Lafarge Africa Plc achieved a big upturn in profit in the second quarter from N5.2 billion in the first quarter to over N24 billion in the second but remains locked in a situation of growing sales with falling profit.
The second quarter saw a rebound in the bottom line from N20.5 billion to N24.2 billion year-on-year, but a profit crash from N14.9 billion to N5.2 billion in the first quarter diluted the rebound and kept the half-year profit figure down at N29.4 billion.
However, the unaudited financial report of the cement producers for the half-year ended June 2024 keeps hopes high for delivering the strongest growth in group turnover in recent years this financial year.
The challenge in gaining sales and losing profit stems from foreign exchange losses that have posed a critical downside force in operations for the company so far this year.
A flicker of optimism however appeared in the second quarter when the position shifted from net foreign exchange losses of almost N22 billion in the first quarter to a net gain of close to N2 billion, lowering the half-year figure to roughly N20 billion.
The absence of foreign exchange losses in the second quarter provided the upside force for the upturn in profit delivery the company experienced. Net foreign exchange losses had consumed a good part of operating profit in the first quarter and jerked down the bottom line by two-thirds.
Apart from the relief from foreign exchange losses, the company added cost savings to sustain strong growth in sales revenue in the second quarter.
Group sales revenue grew by 49 per cent in the second quarter to N157.8 billion, better than the N137.8 billion turnover for the first quarter and production cost slowed down from 59 per cent growth to less than 55 per cent.
Gross profit grew from N65.6 billion in the first quarter to N82 billion in the second, also gaining speed from 41 per cent increase to 44 per cent over the period.
Significant cost savings from operating expenses lifted operating profit by almost 59 per cent in the second quarter to N47 billion, rising from N30.2 billion in the first quarter as well as accelerating from a 36 per cent increase in the preceding quarter.
The company’s improved operating story in the second quarter climaxed in the drop in finance cost from over N21 billion in the first quarter to N12 billion due to the absence of foreign exchange losses in the second quarter.
The second quarter therefore delivered N37.9 billion pre-tax profit and N24.2 billion after-tax profit, representing 81.3 per cent and 82.3 per cent of the half-year numbers respectively.
Lafarge Africa’s half-year position shows group sales revenue of N295.6 billion, which is a year-on-year growth of 49.5 per cent. This remains a strong upturn in sales from a limited growth of 8.6 per cent to N405.5 billion at the end of 2023.

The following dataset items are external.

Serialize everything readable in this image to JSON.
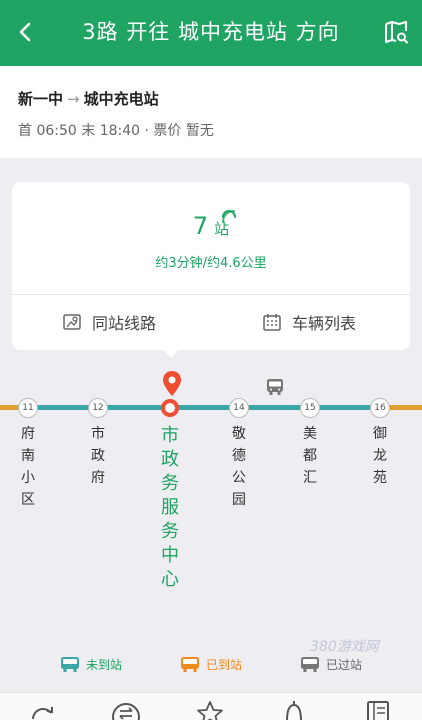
{
  "header": {
    "title": "3路 开往 城中充电站 方向"
  },
  "info": {
    "from": "新一中",
    "arrow": "→",
    "to": "城中充电站",
    "times": "首 06:50 末 18:40 · 票价 暂无"
  },
  "card": {
    "stops_num": "7",
    "stops_unit": "站",
    "eta": "约3分钟/约4.6公里",
    "same_station": "同站线路",
    "vehicle_list": "车辆列表"
  },
  "stations": [
    {
      "num": "11",
      "name": "府南小区"
    },
    {
      "num": "12",
      "name": "市政府"
    },
    {
      "num": "",
      "name": "市政务服务中心"
    },
    {
      "num": "14",
      "name": "敬德公园"
    },
    {
      "num": "15",
      "name": "美都汇"
    },
    {
      "num": "16",
      "name": "御龙苑"
    }
  ],
  "legend": {
    "not_arrived": "未到站",
    "arrived": "已到站",
    "passed": "已过站"
  },
  "watermark": "380游戏网",
  "colors": {
    "brand": "#1fa463",
    "line_teal": "#3aa6a6",
    "line_orange": "#e0a030",
    "current": "#ef4e33",
    "arrived": "#f08a1c",
    "passed": "#777777"
  }
}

Despite the slowdown in the second quarter, the cost of production keeps growing, well ahead of turnover at almost 57 per cent to nearly N148 billion at the half year. Gross profit grew by 42 per cent to N147.6 billion at the end of six months of trading.
With cost savings realised from operating expenses in the second quarter, the half-year operating profit accelerated from 36 per cent in the first quarter to a 50.9 per cent advance to close at roughly N79 billion at half-year.
A change in fortune however came with foreign exchange losses that occurred in the first quarter, which multiplied the cost of finance about 24 times to N33.3 billion in the half year. This is still a much-improved record from the first quarter reading when finance expenses multiplied more than 34 times year-on-year to N23 billion.
Finance costs claimed 42.2 per cent of operating profit, which changed the company’s operating story from strong growth in operating profit to a drop in pre-tax profit.
At N46.6 billion in the half-year, pre-tax profit went down by 15.7 per cent year-on-year and after-tax profit also dropped by 17.3 per cent to N29.3 billion at the end of half-year operations in June 2024.
Whether the company counts foreign exchange gains or losses in the second half will be the deciding factor of a profit recovery at the end of the full year or a drop for the second year.
Earnings per share went down from N2.20 in the same period last year to N1.82 at the end of June 2024.